4

I have defined a conditional using the ifthen package as:

\newcommand{\Switch}[1] { \ifthenelse{\equal{#1}{1}}{Test1}{Test2} }

Running this command works without problem. However, if I try to place it within a Figure Caption, it produces an error (i.e., \Switch{1} and \caption{Example text} work fine, but \caption{\Switch{1}} does not).

Is this expected behavior?

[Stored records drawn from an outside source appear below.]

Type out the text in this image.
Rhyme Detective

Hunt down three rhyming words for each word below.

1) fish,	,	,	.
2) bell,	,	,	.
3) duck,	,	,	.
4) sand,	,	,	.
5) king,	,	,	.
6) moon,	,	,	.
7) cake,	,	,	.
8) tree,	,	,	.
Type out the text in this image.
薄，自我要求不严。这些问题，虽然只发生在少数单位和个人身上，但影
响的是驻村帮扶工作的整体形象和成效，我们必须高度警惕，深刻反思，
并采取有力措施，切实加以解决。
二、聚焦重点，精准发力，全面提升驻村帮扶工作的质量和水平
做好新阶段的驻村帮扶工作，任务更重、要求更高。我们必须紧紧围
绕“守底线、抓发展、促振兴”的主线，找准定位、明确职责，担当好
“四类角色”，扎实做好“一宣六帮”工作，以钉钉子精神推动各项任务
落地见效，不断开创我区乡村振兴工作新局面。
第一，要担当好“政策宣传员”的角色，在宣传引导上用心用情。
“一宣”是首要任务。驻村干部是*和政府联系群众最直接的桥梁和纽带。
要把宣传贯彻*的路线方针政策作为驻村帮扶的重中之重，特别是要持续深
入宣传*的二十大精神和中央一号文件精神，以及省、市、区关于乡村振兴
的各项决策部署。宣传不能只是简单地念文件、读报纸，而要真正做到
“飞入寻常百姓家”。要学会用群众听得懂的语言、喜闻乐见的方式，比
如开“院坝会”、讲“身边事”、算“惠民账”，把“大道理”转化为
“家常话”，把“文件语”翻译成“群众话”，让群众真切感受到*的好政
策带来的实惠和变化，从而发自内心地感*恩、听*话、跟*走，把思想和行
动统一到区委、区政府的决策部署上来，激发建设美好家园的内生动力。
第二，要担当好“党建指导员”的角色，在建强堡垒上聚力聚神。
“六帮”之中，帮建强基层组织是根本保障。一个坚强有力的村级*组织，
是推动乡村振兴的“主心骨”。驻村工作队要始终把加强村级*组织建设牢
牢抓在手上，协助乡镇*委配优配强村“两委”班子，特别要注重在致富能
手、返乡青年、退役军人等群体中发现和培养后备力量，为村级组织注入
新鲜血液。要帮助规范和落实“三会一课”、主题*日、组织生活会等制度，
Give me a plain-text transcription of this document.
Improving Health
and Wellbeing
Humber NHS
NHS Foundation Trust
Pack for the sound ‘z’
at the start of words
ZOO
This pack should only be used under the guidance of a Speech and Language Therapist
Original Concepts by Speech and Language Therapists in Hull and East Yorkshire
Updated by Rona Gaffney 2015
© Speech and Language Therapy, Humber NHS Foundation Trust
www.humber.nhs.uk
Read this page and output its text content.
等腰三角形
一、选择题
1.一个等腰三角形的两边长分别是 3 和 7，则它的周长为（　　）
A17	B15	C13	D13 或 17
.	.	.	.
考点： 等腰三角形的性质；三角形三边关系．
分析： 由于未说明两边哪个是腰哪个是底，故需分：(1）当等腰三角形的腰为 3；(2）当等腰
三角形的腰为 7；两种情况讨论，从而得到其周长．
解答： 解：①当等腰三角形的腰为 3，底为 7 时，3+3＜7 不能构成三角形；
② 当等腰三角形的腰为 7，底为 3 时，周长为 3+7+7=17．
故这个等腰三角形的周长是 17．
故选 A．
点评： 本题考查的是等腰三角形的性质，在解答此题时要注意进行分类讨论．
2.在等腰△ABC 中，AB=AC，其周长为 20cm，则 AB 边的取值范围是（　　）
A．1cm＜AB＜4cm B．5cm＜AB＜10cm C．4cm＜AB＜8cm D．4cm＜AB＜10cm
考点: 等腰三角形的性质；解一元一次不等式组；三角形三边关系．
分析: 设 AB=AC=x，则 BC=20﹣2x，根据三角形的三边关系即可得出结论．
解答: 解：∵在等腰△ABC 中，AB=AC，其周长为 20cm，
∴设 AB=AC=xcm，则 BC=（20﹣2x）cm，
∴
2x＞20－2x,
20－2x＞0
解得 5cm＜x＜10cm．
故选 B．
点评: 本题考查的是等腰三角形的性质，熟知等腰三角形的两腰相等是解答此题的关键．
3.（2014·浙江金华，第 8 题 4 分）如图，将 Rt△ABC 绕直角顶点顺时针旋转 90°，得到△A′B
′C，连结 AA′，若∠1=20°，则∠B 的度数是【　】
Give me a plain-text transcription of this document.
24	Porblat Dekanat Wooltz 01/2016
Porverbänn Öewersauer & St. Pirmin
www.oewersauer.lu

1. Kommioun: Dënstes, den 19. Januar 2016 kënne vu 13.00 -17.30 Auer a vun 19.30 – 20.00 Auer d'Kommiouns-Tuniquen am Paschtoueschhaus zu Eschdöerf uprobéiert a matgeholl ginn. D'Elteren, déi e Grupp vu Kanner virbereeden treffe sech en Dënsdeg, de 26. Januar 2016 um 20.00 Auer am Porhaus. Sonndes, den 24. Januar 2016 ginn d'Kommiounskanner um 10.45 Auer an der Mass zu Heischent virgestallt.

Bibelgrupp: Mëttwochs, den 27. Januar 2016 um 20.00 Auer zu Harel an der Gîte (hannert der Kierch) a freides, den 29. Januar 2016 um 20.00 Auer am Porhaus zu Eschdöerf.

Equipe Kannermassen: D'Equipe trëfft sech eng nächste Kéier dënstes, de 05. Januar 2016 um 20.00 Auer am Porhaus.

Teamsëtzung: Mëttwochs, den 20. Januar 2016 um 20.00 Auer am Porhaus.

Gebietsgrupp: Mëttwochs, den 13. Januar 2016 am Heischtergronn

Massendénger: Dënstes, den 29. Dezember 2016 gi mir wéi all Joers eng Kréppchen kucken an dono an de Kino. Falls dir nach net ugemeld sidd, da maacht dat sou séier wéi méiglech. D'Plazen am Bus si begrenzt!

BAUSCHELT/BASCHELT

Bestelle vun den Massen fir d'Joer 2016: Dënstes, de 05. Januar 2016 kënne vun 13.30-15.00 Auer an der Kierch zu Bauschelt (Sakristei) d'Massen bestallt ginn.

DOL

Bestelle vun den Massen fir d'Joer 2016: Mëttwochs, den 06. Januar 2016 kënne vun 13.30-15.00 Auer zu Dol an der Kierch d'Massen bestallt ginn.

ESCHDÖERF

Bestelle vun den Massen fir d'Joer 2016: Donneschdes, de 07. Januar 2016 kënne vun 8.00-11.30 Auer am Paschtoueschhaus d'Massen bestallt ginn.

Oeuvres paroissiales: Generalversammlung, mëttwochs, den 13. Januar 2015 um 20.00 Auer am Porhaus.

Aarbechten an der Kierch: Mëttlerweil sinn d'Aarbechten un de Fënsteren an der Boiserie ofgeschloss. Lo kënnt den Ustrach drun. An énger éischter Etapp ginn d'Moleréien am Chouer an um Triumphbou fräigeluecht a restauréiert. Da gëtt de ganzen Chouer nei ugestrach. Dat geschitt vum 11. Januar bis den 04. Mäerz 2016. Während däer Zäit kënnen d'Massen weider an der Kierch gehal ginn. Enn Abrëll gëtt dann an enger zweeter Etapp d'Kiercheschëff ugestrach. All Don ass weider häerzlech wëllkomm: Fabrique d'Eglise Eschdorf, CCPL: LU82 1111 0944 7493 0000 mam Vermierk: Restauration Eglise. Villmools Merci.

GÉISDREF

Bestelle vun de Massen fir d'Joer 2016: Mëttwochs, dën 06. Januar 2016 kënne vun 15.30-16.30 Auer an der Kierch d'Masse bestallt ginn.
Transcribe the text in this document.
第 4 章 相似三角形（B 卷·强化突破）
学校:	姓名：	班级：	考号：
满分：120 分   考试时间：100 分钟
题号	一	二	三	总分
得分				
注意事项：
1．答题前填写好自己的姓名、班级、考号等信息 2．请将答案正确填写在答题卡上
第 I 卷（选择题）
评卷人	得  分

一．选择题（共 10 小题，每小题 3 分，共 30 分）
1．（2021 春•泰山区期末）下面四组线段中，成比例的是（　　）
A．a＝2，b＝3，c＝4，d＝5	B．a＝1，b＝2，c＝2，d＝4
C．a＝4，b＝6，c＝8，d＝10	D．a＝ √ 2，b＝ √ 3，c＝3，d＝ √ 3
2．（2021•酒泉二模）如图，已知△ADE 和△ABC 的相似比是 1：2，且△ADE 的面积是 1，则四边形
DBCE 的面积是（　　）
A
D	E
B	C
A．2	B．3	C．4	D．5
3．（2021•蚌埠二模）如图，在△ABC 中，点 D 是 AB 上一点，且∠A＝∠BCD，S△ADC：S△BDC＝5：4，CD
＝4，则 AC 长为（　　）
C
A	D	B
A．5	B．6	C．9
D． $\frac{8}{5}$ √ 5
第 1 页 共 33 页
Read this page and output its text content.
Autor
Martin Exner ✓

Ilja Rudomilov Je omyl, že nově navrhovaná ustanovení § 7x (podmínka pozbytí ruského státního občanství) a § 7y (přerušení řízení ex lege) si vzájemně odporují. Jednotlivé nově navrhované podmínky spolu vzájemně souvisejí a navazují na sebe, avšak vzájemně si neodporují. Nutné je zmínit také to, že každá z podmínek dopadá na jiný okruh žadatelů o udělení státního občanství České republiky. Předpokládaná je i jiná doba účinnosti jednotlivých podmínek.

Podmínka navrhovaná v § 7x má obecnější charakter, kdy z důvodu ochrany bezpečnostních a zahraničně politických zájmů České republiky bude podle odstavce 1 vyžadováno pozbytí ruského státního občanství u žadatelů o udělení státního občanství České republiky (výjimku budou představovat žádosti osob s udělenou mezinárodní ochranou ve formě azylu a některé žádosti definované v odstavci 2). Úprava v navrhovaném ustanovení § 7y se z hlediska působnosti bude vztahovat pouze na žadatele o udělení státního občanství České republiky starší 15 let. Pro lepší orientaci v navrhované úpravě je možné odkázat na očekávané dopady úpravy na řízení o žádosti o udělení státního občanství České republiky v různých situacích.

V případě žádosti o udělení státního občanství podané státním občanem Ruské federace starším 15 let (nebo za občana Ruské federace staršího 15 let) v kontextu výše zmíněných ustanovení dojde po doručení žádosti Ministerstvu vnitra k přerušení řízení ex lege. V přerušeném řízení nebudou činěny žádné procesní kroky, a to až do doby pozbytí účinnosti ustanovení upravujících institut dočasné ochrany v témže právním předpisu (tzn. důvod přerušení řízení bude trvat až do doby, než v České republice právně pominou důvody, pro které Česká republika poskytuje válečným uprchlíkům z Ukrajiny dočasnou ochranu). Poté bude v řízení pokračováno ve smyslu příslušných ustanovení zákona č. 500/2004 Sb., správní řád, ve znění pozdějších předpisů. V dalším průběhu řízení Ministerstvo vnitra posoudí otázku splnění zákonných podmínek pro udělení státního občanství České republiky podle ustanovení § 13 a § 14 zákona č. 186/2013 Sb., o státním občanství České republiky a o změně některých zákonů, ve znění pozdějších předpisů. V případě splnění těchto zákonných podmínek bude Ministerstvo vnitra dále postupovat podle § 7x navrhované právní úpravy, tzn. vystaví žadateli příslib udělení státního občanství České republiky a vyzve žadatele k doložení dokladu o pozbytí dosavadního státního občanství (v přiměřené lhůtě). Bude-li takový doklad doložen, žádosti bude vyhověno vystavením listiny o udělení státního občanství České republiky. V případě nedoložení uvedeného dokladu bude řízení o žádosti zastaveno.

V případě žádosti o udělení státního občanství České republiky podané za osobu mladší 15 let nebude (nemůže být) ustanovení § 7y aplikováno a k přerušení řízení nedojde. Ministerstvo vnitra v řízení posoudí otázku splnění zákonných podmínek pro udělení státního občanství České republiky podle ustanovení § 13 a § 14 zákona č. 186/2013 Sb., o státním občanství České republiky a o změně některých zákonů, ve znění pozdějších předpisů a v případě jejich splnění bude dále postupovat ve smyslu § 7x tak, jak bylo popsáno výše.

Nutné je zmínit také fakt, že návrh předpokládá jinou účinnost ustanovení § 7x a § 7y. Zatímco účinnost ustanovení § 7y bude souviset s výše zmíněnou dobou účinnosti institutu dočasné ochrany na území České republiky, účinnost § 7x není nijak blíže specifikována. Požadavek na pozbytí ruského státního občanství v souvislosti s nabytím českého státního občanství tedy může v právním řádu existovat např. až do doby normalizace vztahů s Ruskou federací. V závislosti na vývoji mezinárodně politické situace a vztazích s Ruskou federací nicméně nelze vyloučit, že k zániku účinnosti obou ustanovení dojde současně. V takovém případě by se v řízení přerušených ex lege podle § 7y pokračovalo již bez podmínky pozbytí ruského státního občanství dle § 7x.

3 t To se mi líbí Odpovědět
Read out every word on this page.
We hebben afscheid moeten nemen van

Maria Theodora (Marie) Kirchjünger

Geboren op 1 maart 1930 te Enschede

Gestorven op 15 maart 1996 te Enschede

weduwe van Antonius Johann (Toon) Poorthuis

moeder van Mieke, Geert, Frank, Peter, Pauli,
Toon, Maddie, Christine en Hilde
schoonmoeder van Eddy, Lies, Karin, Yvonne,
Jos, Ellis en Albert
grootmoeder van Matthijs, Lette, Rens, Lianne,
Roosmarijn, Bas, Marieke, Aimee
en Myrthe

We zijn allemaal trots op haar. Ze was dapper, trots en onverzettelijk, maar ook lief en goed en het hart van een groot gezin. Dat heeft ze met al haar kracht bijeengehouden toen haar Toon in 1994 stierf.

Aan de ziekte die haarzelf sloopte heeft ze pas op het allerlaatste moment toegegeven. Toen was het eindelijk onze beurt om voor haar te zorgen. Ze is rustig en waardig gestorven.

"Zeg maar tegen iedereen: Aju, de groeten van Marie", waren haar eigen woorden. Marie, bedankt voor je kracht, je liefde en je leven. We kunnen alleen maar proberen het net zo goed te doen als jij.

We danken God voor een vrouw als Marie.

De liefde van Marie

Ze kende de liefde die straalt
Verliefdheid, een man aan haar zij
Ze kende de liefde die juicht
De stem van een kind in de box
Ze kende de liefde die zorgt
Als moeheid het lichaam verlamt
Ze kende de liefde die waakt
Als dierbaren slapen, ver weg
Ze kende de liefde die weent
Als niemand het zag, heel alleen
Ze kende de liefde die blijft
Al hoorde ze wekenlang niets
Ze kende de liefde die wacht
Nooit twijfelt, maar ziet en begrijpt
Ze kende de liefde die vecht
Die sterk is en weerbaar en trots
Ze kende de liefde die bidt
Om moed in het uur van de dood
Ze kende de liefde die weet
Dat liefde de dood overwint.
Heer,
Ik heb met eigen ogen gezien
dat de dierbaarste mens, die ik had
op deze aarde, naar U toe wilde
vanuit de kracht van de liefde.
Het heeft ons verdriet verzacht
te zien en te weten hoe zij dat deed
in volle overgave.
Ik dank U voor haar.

How do I work around it to produce a conditional caption?

Caramdir
  • 89,023
  • 26
  • 255
  • 291

3 Answers3

6

The \ifthenelse command appears to be fragile? \caption{\protect\Switch{1}} works.

3

As a modern alternative, you can use the commands from the etoolbox package:

\newcommand*{\Switch}[1]{\ifnumequal{#1}{1}{Test1}{Test2}}

Or the xparse package:

\ExplSyntaxOn
\NewDocumentCommand \Switch { m } {
  \int_compare:nNnTF { #1 } = { \c_one } {
    Test1
  } {
    Test2
  }
}
\ExplSyntaxOff
Philipp
  • 17,641
  • 2
    You don't like \int_compare:nTF { #1=1 }? No need for using the constant here (in fact, we shouldn't be promoting their use much, really). – Will Robertson Jan 03 '11 at 16:31
0

The other solutions work, just adding this one for completeness. It also has the advantage of not needing \protect.

Declare your command as robust with:

\DeclareRobustCommand{\Switch}[1] { \ifthenelse{\equal{#1}{1}}{Test1}{Test2} }

You can now use \caption{\Switch{1}} just fine.

See this question for details about the difference between \newcommand and \DeclareRobustCommand.